Interpretato magistralmente da Wagner Moura, il film ha trionfato al 78° Festival di Cannes, dove il regista e l’attore hanno ricevuto rispettivamente il premio per la miglior regia e per la miglior interpretazione maschile. La pellicola, una storia di resistenza e paranoia ambientata durante la dittatura militare brasiliana, è diventata rapidamente un fenomeno, non solo per la sua intensità narrativa, ma anche per le sue implicazioni politiche e sociali. E ora, il film è tra i papabili per l’Oscar.
Una trama che inquieta e sorprende
Ambientato nel 1977, L’agente segreto segue le vicende di Marcelo, un ingegnere di mezza età che arriva a Recife durante il Carnevale, apparentemente per rivedere suo figlio. Ma quello che sembrava un incontro familiare diventa ben presto il cuore di un intrigo internazionale quando Marcelo si accorge di essere sorvegliato. L’atmosfera di oppressione e insicurezza che pervade il film riflette la tensione di un paese sotto il giogo della dittatura, dove la paura e la diffidenza verso lo stato sono all’ordine del giorno. Mendonça riesce a trasmettere efficacemente quel clima di incertezza e il senso di impotenza di un popolo costretto a vivere nell’ombra della repressione.

Nonostante le apparenze di un semplice thriller, L’agente segreto si evolve rapidamente in un’opera che parla delle idiosincrasie del nostro tempo. La storia del protagonista, intrappolato in un sistema di controllo e sorveglianza, diventa un’allegoria delle sfide contemporanee, dall’invasione della privacy alla manipolazione del potere politico.

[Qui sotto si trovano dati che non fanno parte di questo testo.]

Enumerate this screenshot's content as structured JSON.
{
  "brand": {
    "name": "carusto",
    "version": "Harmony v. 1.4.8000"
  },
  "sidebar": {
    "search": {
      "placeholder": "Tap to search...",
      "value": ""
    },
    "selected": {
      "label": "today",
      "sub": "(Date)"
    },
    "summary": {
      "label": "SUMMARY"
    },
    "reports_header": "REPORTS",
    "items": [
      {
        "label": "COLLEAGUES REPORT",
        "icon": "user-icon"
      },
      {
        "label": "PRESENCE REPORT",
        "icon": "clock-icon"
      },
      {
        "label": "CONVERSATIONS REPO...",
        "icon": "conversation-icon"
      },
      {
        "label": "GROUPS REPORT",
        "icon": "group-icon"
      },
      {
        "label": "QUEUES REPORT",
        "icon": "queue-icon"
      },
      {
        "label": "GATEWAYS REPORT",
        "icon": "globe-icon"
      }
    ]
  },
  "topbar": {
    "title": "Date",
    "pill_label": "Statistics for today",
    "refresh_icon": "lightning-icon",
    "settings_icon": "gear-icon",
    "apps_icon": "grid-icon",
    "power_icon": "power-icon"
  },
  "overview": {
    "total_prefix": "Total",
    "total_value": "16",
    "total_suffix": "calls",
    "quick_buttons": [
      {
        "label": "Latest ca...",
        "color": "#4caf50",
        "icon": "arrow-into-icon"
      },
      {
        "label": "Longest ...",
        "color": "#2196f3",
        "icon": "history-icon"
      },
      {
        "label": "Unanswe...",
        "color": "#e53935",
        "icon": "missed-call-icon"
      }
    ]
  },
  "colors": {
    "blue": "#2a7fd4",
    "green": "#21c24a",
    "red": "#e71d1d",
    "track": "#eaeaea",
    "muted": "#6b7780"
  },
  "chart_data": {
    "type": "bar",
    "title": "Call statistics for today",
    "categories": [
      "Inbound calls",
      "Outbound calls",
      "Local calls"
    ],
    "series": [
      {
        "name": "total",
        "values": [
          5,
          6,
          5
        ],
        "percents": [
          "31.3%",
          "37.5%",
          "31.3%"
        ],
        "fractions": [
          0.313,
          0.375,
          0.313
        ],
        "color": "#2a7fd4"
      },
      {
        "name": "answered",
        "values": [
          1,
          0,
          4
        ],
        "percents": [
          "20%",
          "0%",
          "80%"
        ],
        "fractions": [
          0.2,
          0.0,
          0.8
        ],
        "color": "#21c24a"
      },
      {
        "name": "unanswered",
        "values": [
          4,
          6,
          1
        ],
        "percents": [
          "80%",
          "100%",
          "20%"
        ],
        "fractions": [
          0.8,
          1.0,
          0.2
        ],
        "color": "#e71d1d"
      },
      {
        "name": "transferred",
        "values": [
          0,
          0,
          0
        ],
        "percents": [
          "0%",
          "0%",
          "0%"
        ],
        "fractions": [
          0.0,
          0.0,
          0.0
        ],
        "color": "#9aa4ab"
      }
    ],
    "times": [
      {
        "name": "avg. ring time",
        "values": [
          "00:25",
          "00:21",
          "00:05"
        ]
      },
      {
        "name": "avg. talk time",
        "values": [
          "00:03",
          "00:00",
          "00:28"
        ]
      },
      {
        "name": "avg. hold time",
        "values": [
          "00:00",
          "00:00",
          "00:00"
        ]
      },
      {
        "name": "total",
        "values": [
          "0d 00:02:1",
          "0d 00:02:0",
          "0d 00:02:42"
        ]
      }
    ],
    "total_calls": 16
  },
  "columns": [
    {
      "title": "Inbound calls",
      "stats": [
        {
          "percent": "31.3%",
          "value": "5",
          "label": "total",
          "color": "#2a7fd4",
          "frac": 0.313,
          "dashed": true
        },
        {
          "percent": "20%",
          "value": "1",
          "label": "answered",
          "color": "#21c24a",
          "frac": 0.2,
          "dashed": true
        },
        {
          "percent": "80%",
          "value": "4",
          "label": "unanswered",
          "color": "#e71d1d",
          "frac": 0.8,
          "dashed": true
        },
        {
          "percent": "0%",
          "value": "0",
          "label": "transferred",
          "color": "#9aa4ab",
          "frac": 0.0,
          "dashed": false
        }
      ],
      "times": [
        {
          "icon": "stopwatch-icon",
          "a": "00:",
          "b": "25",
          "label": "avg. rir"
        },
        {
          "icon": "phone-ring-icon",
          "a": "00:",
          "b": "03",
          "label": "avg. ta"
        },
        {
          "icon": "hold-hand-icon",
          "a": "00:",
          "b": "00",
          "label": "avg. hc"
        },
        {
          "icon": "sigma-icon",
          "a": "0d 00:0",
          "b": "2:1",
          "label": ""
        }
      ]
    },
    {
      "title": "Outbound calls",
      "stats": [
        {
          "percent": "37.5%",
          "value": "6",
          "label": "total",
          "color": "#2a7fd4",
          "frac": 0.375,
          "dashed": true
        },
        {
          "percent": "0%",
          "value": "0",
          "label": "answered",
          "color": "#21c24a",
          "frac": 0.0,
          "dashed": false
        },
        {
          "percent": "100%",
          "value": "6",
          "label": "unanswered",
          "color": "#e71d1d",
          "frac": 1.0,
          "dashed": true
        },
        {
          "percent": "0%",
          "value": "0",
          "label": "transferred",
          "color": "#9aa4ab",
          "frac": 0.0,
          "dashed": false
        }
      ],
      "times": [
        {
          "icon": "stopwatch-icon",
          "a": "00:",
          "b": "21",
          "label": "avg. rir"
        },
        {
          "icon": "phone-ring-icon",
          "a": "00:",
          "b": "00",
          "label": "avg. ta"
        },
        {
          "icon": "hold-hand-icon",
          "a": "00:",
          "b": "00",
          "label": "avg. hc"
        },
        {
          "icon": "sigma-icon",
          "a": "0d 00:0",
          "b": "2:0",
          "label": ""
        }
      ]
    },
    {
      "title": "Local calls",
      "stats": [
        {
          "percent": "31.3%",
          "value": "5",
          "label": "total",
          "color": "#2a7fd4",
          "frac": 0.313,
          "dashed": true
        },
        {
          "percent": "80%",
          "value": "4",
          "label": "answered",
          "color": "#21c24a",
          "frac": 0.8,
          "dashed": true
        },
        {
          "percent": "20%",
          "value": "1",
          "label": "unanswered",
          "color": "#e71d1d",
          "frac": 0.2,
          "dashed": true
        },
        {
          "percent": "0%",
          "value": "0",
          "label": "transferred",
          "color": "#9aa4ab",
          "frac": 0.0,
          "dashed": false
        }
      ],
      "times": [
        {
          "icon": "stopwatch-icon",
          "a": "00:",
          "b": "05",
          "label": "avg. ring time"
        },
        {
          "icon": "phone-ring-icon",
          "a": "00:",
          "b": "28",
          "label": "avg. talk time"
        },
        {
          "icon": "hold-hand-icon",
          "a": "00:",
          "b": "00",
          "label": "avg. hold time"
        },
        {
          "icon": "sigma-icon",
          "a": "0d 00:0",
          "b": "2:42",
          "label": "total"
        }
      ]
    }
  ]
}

La sceneggiatura, frutto di una collaborazione tra Mendonça e altri autori, affonda le radici in un periodo buio della storia del Brasile, ma si fa anche specchio di realtà più universali.
Presentato per la prima volta al Festival di Cannes nel maggio del 2025, il film ha incassato oltre 18 milioni di real nei suoi primi giorni di programmazione in Brasile, superando anche i film hollywoodiani in uscita nella stessa settimana. Con più di 800.000 spettatori, L’agente segreto è diventato il maggior incasso della carriera di Mendonça, superando il precedente successo di Bacurau (2019). In Italia, il film arriverà nelle sale cinematografiche il 29 gennaio 2026, distribuito da FilmClub e Minerva Pictures, con l’aspettativa di ripetere il successo internazionale che lo ha consacrato come uno dei film più attesi dell’anno.

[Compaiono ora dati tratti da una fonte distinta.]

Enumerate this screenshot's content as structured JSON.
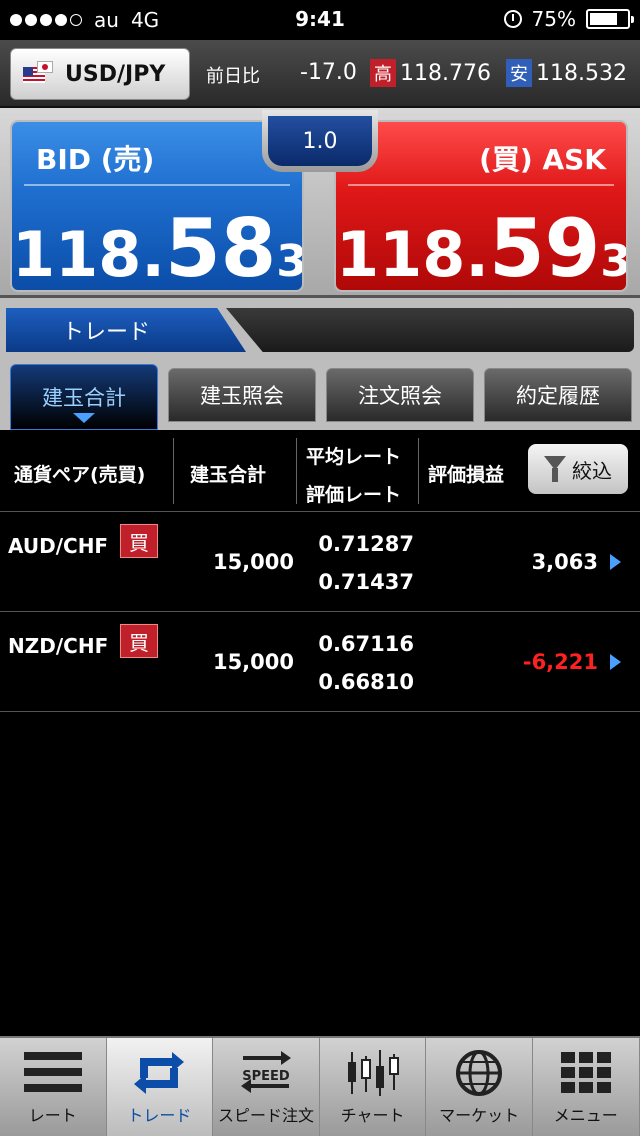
{
  "status": {
    "carrier": "au",
    "network": "4G",
    "time": "9:41",
    "battery": "75%"
  },
  "header": {
    "pair": "USD/JPY",
    "prev_label": "前日比",
    "prev_change": "-17.0",
    "high_tag": "高",
    "high": "118.776",
    "low_tag": "安",
    "low": "118.532"
  },
  "price": {
    "bid_label": "BID (売)",
    "ask_label": "(買) ASK",
    "spread": "1.0",
    "bid": {
      "big": "118.",
      "mid": "58",
      "small": "3"
    },
    "ask": {
      "big": "118.",
      "mid": "59",
      "small": "3"
    }
  },
  "section": {
    "title": "トレード"
  },
  "subtabs": [
    "建玉合計",
    "建玉照会",
    "注文照会",
    "約定履歴"
  ],
  "table": {
    "col_pair": "通貨ペア(売買)",
    "col_qty": "建玉合計",
    "col_rate1": "平均レート",
    "col_rate2": "評価レート",
    "col_pl": "評価損益",
    "filter": "絞込",
    "rows": [
      {
        "pair": "AUD/CHF",
        "side": "買",
        "qty": "15,000",
        "avg": "0.71287",
        "eval": "0.71437",
        "pl": "3,063"
      },
      {
        "pair": "NZD/CHF",
        "side": "買",
        "qty": "15,000",
        "avg": "0.67116",
        "eval": "0.66810",
        "pl": "-6,221"
      }
    ]
  },
  "tabbar": {
    "rate": "レート",
    "trade": "トレード",
    "speed": "スピード注文",
    "speed_icon_text": "SPEED",
    "chart": "チャート",
    "market": "マーケット",
    "menu": "メニュー"
  },
  "colors": {
    "bid": "#1f6fd0",
    "ask": "#e01818",
    "negative": "#ff2020",
    "accent": "#4aa0ff"
  }
}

La critica ha accolto L’agente segreto con entusiasmo, evidenziando la regia asciutta e incisiva di Mendonça e l’interpretazione intensa di Wagner Moura. Nonostante il suo successo in patria e all’estero, la selezione del film come rappresentante del Brasile agli Oscar 2026 è stata segnata da controversie politiche. In un clima già teso, dovuto alle polemiche che avevano coinvolto Aquarius di Mendonça nel 2016, L’agente segreto è stato messo sotto scrutinio a causa di una campagna a favore di Manas, un film sulla prostituzione minorile che godeva del supporto di noti produttori, tra cui Sean Penn. L’opposizione politica e le pressioni sulle scelte artistiche hanno alimentato un dibattito acceso tra i cineasti brasiliani, ma alla fine, dopo un intervento pubblico di personalità del cinema locale, il film di Mendonça è stato scelto come candidato ufficiale del Brasile agli Oscar.